Azaliyah recoiled instantly. “I would rather eat rocks.”
Camron straightened, offended on principle. “That wasn’t flirting.”
Misha gave him a long look. “You’re right. Flirting usually requires charm.” Azaliyah snorted before she could stop herself, then quickly wiped the satisfaction off her face when Misha turned those same eyes on her. “And you,” the old woman said, pointing the cane at her chest, “wipe that look off your face. You still detonated yourself in front of thirty witnesses.” Azaliyah folded her arms, jaw tightening. “Can everyone here let that go already?”
“No,” Misha said flatly.
“Not until it stops being funny.” Camron coughed into his fist to hide a laugh and immediately caught another tap of the cane against his shin for the effort.
“Good,” Misha muttered. “You’re both awake. That saves me time. Finish whatever that is in your cup, fairy girl. Then meet me in the training yard. I’m going to see whether your power is truly unstable or if you’re simply dramatic.”
Azaliyah looked down at the steaming cup in her hand, then back at Misha with pure suspicion.
“Training yard?” she repeated. “I can barely lift my arms. My spine sounds expensive. I’m pretty sure one of my ribs is considering retirement.”
Misha was already turning away. “Then it will suffer productively.”
Azaliyah pushed herself off the steps with a hiss and glared at Camron like any of this was somehow his fault. “Say one thing. Just one stupid thing.”
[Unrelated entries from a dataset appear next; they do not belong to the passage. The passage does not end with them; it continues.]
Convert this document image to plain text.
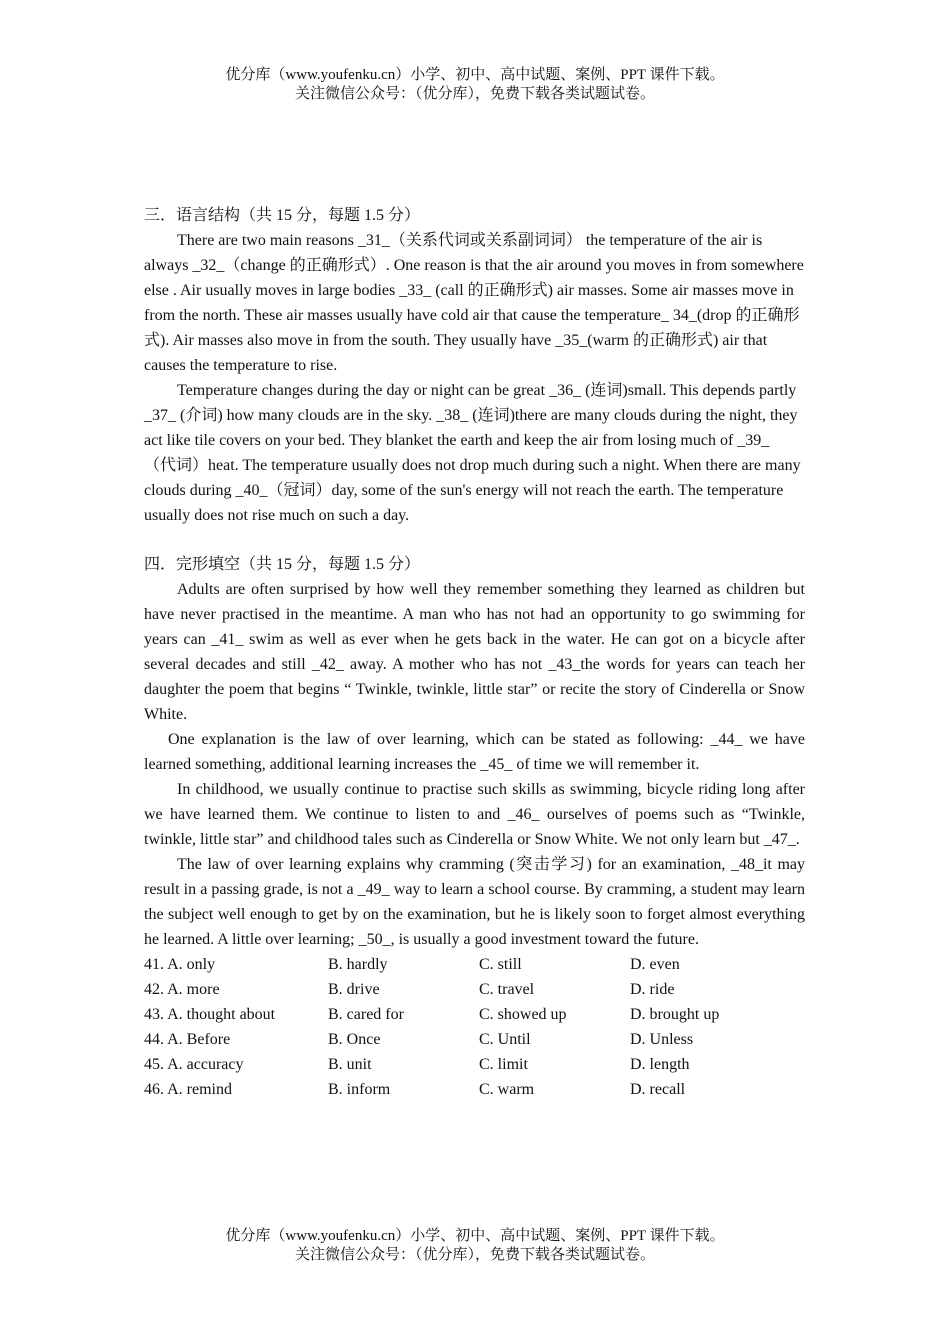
优分库（www.youfenku.cn）小学、初中、高中试题、案例、PPT 课件下载。
关注微信公众号：（优分库），免费下载各类试题试卷。
三．语言结构（共 15 分，每题 1.5 分）

There are two main reasons _31_（关系代词或关系副词词） the temperature of the air is always _32_（change 的正确形式）. One reason is that the air around you moves in from somewhere else . Air usually moves in large bodies _33_ (call 的正确形式) air masses. Some air masses move in from the north. These air masses usually have cold air that cause the temperature_ 34_(drop 的正确形式). Air masses also move in from the south. They usually have _35_(warm 的正确形式) air that causes the temperature to rise.

Temperature changes during the day or night can be great _36_ (连词)small. This depends partly _37_ (介词) how many clouds are in the sky. _38_ (连词)there are many clouds during the night, they act like tile covers on your bed. They blanket the earth and keep the air from losing much of _39_ （代词）heat. The temperature usually does not drop much during such a night. When there are many clouds during _40_（冠词）day, some of the sun's energy will not reach the earth. The temperature usually does not rise much on such a day.

四．完形填空（共 15 分，每题 1.5 分）

Adults are often surprised by how well they remember something they learned as children but have never practised in the meantime. A man who has not had an opportunity to go swimming for years can _41_ swim as well as ever when he gets back in the water. He can got on a bicycle after several decades and still _42_ away. A mother who has not _43_the words for years can teach her daughter the poem that begins “ Twinkle, twinkle, little star” or recite the story of Cinderella or Snow White.

One explanation is the law of over learning, which can be stated as following: _44_ we have learned something, additional learning increases the _45_ of time we will remember it.

In childhood, we usually continue to practise such skills as swimming, bicycle riding long after we have learned them. We continue to listen to and _46_ ourselves of poems such as “Twinkle, twinkle, little star” and childhood tales such as Cinderella or Snow White. We not only learn but _47_.

The law of over learning explains why cramming (突击学习) for an examination, _48_it may result in a passing grade, is not a _49_ way to learn a school course. By cramming, a student may learn the subject well enough to get by on the examination, but he is likely soon to forget almost everything he learned. A little over learning; _50_, is usually a good investment toward the future.

41. A. only	B. hardly	C. still	D. even
42. A. more	B. drive	C. travel	D. ride
43. A. thought about	B. cared for	C. showed up	D. brought up
44. A. Before	B. Once	C. Until	D. Unless
45. A. accuracy	B. unit	C. limit	D. length
46. A. remind	B. inform	C. warm	D. recall
优分库（www.youfenku.cn）小学、初中、高中试题、案例、PPT 课件下载。
关注微信公众号：（优分库），免费下载各类试题试卷。
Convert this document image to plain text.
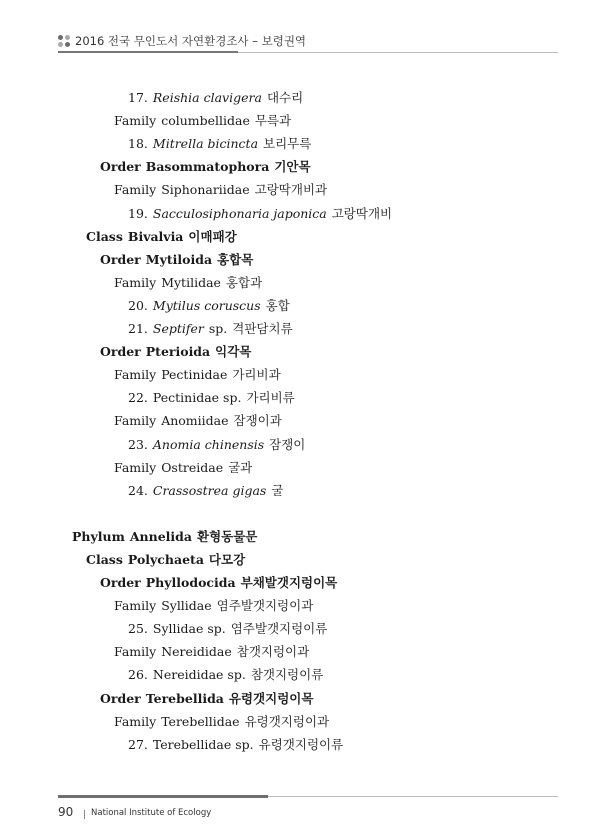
2016 전국 무인도서 자연환경조사 – 보령권역
17. Reishia clavigera 대수리
Family columbellidae 무륵과
18. Mitrella bicincta 보리무륵
Order Basommatophora 기안목
Family Siphonariidae 고랑딱개비과
19. Sacculosiphonaria japonica 고랑딱개비
Class Bivalvia 이매패강
Order Mytiloida 홍합목
Family Mytilidae 홍합과
20. Mytilus coruscus 홍합
21. Septifer sp. 격판담치류
Order Pterioida 익각목
Family Pectinidae 가리비과
22. Pectinidae sp. 가리비류
Family Anomiidae 잠쟁이과
23. Anomia chinensis 잠쟁이
Family Ostreidae 굴과
24. Crassostrea gigas 굴
Phylum Annelida 환형동물문
Class Polychaeta 다모강
Order Phyllodocida 부채발갯지렁이목
Family Syllidae 염주발갯지렁이과
25. Syllidae sp. 염주발갯지렁이류
Family Nereididae 참갯지렁이과
26. Nereididae sp. 참갯지렁이류
Order Terebellida 유령갯지렁이목
Family Terebellidae 유령갯지렁이과
27. Terebellidae sp. 유령갯지렁이류
90 National Institute of Ecology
He lifted both hands innocently, though the grin on his face ruined the performance. “I was going to say you move beautifully under pressure.” She took a step toward him.
“And now I’m going to make you swallow your teeth.” Camron laughed and fell into stride beside her as they followed Misha through the village. Around them, people worked with the blunt efficiency of those too tired to complain. Roof beams were being replaced, carts reloaded, scorch marks scrubbed from stone. No one babied them. No one praised them for helping in the fight. They were watched, measured, and quietly judged, which somehow irritated Azaliyah more than open hostility would have.
“Your people are warm,” she muttered.
Misha kept walking. “They are not my people when they’re annoyed. They’re simply villagers.”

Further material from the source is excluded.